All I know is, while I hide it well, I tend to take important things -- marriage, parenting, career -- too seriously and emphasize performing well. I want to be the best husband and parent I can and I want every work product to show how much of a professional I am. I seek external validation rather than internal.

My stress levels are bad enough that when I was in the middle of a decision whether to relocate my family for a job, I got a blind spot in my vision. I can't remember the exact name (I think "maculopathy" or something like that is in there), but the usual patient is a high-stress, type-A males.

It's a hell of a rude awakening to realize your stress means you can't see too well out of one eye.
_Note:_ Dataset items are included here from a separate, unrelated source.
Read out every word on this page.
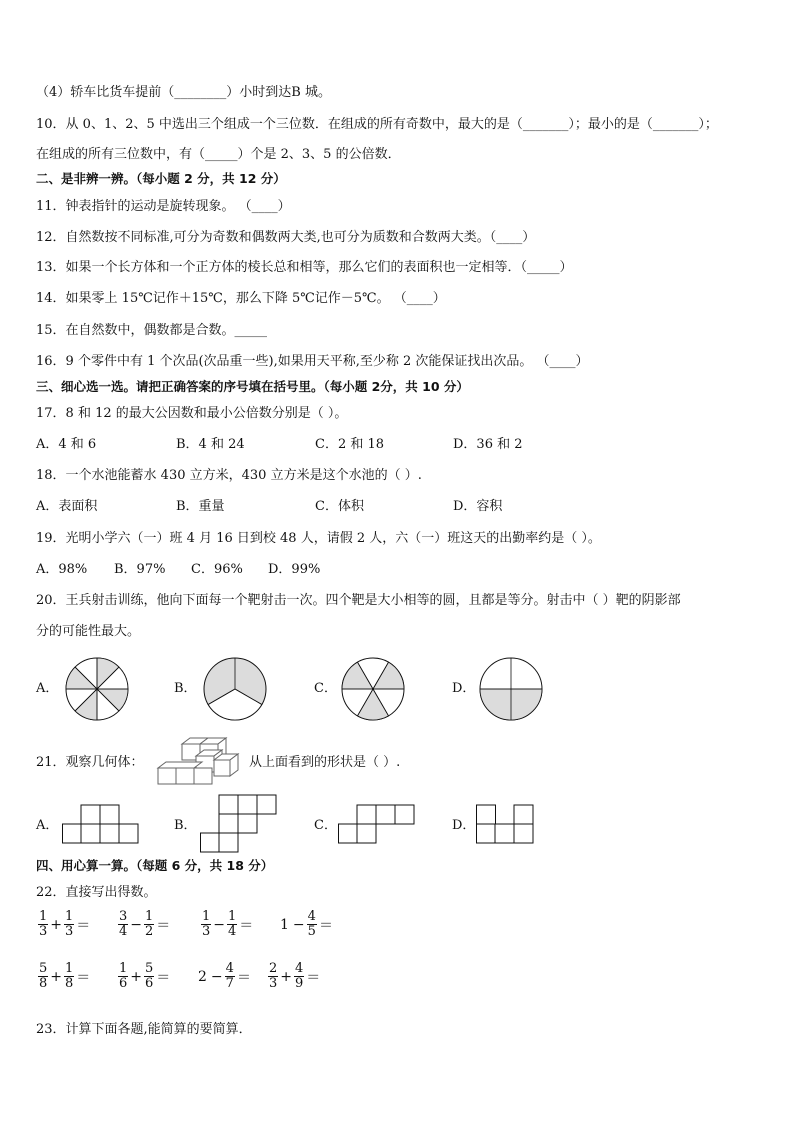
（4）轿车比货车提前（________）小时到达B 城。
10．从 0、1、2、5 中选出三个组成一个三位数．在组成的所有奇数中，最大的是（_______）；最小的是（_______）；
在组成的所有三位数中，有（_____）个是 2、3、5 的公倍数．
二、是非辨一辨。（每小题 2 分，共 12 分）
11．钟表指针的运动是旋转现象。 （____）
12．自然数按不同标准,可分为奇数和偶数两大类,也可分为质数和合数两大类。（____）
13．如果一个长方体和一个正方体的棱长总和相等，那么它们的表面积也一定相等．（_____）
14．如果零上 15℃记作＋15℃，那么下降 5℃记作－5℃。 （____）
15．在自然数中，偶数都是合数。_____
16．9 个零件中有 1 个次品(次品重一些),如果用天平称,至少称 2 次能保证找出次品。 （____）
三、细心选一选。请把正确答案的序号填在括号里。（每小题 2分，共 10 分）
17．8 和 12 的最大公因数和最小公倍数分别是（ ）。
A．4 和 6	B．4 和 24	C．2 和 18	D．36 和 2
18．一个水池能蓄水 430 立方米，430 立方米是这个水池的（ ）.
A．表面积	B．重量	C．体积	D．容积
19．光明小学六（一）班 4 月 16 日到校 48 人，请假 2 人，六（一）班这天的出勤率约是（ ）。
A．98% B．97% C．96% D．99%
20．王兵射击训练，他向下面每一个靶射击一次。四个靶是大小相等的圆，且都是等分。射击中（ ）靶的阴影部
分的可能性最大。
A．	B．	C．	D．
21．观察几何体：	从上面看到的形状是（ ）.
A．	B．	C．	D．
四、用心算一算。（每题 6 分，共 18 分）
22．直接写出得数。
$\frac{1}{3} + \frac{1}{3} = \frac{3}{4} - \frac{1}{2} = \frac{1}{3} - \frac{1}{4} = 1 - \frac{4}{5}$ ＝
$\frac{5}{8} + \frac{1}{8} = \frac{1}{6} + \frac{5}{6} = 2 - \frac{4}{7} = \frac{2}{3} + \frac{4}{9}$ ＝
23．计算下面各题,能简算的要简算．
Cutting back the stress is getting to be medically necessary.

Today's prompt from Cole is to share my so-called "shaving ritual." The shaving ritual is derived from a story about Leonard Cohen. His mom told him to shave when things were going badly and everything would get better. Cole wants me to share my shaving ritual, the thing I do when the world has gone to shit and I need to find my footing again. The thing I do when the stress hits a level even I don't experience too often.

My shaving ritual is simple: get outside and take a big deep breath. I don't mean get outside in the #getoutside way favored by office-dwellers draped in designer outdoor gear (though yes, I've used the hashtag before). I just need to get out of my house and deeply breathe in fresh air.

The first step you take outside, where you're far enough outside to look up at the sky and breathe one of those deep breaths that goes all the way down to your belly, it is bliss. That same breath indoors, looking up at a ceiling with a bad paint job or cobwebs you need to clean, doesn't have the same effect. 

I'm sure there's a biological reason for it, but the breath makes the whole experience. It somehow makes me feel more connected to the world. I'm looking up at the same sky that people have looked at for thousands of years. Nothing I face is new, nothing I face matters now, and nothing I face will matter in a month, a year, a decade, or a century.

Meanwhile, I have heating, air conditioning, modern medicine, and too easy access to all the food I could ever want. My wife loves me (usually). My kids are healthy. All things that people looking up at that same sky a thousand years ago would have killed for.

Getting outside, looking at the sky, and taking a massively deep breath bring perspective. And it's the greatest way I know of to scrape the layer of scum off the top of my mental pond.